Héctor Interiano, Marilú Hichos, Gustavo Adolfo Castañón, Vitalino Girón, Carlos
de León o Beatriz Charnaud fueron víctimas de otra estrategia. Una estrategia
destinada no a combatir a la insurgencia, sino a aislar al movimiento sindical de las
ideas socialistas y a depurar la administración del Estado de los intelectuales
marxistas antes de que el ejército entregase el poder a gobiernos civiles. Una
estrategia que muy probablemente no fue ejecutada por la inteligencia militar, sino
por la Policía Nacional que dirigía el coronel Bol de la Cruz.

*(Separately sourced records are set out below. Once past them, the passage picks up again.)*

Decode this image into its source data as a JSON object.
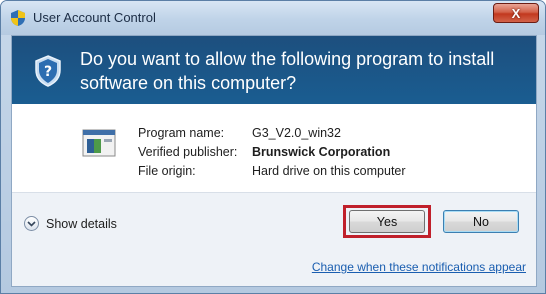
{
  "window": {
    "title": "User Account Control",
    "close_symbol": "X"
  },
  "header": {
    "question": "Do you want to allow the following program to install software on this computer?"
  },
  "details": {
    "program_name_label": "Program name:",
    "program_name_value": "G3_V2.0_win32",
    "publisher_label": "Verified publisher:",
    "publisher_value": "Brunswick Corporation",
    "origin_label": "File origin:",
    "origin_value": "Hard drive on this computer"
  },
  "footer": {
    "show_details_label": "Show details",
    "yes_label": "Yes",
    "no_label": "No",
    "change_link": "Change when these notifications appear"
  },
  "colors": {
    "header_bg": "#1d4f7e",
    "highlight": "#c0202b",
    "link": "#1a5eb0"
  },
  "icons": [
    "shield-icon",
    "program-icon",
    "chevron-down-icon",
    "close-icon"
  ]
}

Gracias a la existencia del documento se puede conocer la lógica de la represión entre 1983
y 1985. Que Claudia entregó a Salvador, y Salvador a Gustavo, y que Gustavo habló sobre
dónde tenía el Partido enterradas sus armas en Petén para el frente guerrillero que estaba
tratando de formar.

Lo que el Diario omite son todas las otras ejecuciones que el ejército probablemente
ordenó durante el mismo periodo en el que elaboraron este documento.